The Unity ML-Agents toolkit contains an expanding set of example environments
which demonstrate various features of the platform. Environments are located in
UnitySDK/Assets/ML-Agents/Examples
and summarized below. Additionally, our
first ML Challenge contains
environments created by the community.
This page only overviews the example environments we provide. To learn more on how to design and build your own environments see our Making a New Learning Environment page.
Note: Environment scenes marked as optional do not have accompanying pre-trained model files, and are designed to serve as challenges for researchers.
If you would like to contribute environments, please see our contribution guidelines page.
- Set-up: A linear movement task where the agent must move left or right to rewarding states.
- Goal: Move to the most reward state.
- Agents: The environment contains one agent linked to a single Brain.
- Agent Reward Function:
- +0.1 for arriving at suboptimal state.
- +1.0 for arriving at optimal state.
- Brains: One Brain with the following observation/action space.

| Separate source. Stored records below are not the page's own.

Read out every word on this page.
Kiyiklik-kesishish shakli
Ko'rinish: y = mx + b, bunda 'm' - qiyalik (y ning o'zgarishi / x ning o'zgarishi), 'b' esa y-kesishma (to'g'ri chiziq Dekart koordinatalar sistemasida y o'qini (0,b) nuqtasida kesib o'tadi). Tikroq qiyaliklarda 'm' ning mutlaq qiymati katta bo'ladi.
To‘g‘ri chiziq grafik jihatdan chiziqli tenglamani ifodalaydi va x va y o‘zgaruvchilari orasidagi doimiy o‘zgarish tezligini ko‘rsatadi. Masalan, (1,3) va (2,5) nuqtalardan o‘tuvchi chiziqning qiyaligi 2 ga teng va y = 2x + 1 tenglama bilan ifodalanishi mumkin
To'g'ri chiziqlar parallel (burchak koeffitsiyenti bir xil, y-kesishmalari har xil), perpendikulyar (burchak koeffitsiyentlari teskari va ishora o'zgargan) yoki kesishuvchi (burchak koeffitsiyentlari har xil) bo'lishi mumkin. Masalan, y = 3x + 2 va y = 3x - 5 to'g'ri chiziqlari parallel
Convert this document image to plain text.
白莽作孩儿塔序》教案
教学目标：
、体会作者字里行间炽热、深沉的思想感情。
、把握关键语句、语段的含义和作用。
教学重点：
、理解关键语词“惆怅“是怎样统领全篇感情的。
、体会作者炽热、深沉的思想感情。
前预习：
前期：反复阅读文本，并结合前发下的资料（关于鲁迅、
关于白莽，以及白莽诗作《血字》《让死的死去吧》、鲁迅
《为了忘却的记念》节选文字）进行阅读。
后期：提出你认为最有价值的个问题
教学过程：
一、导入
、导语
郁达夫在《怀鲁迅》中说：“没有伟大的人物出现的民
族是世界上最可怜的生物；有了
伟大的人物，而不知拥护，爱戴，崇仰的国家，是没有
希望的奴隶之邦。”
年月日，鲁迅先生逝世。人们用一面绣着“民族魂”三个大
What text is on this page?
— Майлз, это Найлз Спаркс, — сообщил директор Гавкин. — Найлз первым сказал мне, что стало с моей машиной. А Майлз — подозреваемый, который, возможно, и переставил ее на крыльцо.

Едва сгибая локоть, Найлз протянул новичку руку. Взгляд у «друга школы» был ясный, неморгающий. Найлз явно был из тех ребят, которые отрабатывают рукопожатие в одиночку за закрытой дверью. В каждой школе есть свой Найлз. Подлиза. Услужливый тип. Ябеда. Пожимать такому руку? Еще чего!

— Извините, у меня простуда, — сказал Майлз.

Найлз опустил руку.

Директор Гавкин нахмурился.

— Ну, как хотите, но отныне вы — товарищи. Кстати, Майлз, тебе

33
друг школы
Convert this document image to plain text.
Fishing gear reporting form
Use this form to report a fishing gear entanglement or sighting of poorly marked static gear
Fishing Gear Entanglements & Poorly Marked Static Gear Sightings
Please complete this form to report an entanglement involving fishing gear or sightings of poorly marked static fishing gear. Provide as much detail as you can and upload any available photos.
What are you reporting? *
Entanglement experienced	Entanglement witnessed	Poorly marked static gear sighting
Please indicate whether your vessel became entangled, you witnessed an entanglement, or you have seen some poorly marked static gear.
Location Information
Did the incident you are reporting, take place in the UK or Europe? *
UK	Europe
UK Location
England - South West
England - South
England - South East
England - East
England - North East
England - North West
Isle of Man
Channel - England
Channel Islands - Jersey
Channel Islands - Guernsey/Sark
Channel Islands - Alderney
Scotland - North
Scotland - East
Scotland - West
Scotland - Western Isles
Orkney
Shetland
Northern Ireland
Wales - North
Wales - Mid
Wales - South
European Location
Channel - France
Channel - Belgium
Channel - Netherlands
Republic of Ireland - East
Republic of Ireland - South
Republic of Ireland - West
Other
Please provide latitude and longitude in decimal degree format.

- Vector Observation space: One variable corresponding to current state.
- Vector Action space: (Discrete) Two possible actions (Move left, move right).
- Visual Observations: None
- Reset Parameters: None
- Benchmark Mean Reward: 0.94
- Set-up: A balance-ball task, where the agent balances the ball on it's head.
- Goal: The agent must balance the ball on it's head for as long as possible.
- Agents: The environment contains 12 agents of the same kind, all linked to a single Brain.
- Agent Reward Function:
- +0.1 for every step the ball remains on it's head.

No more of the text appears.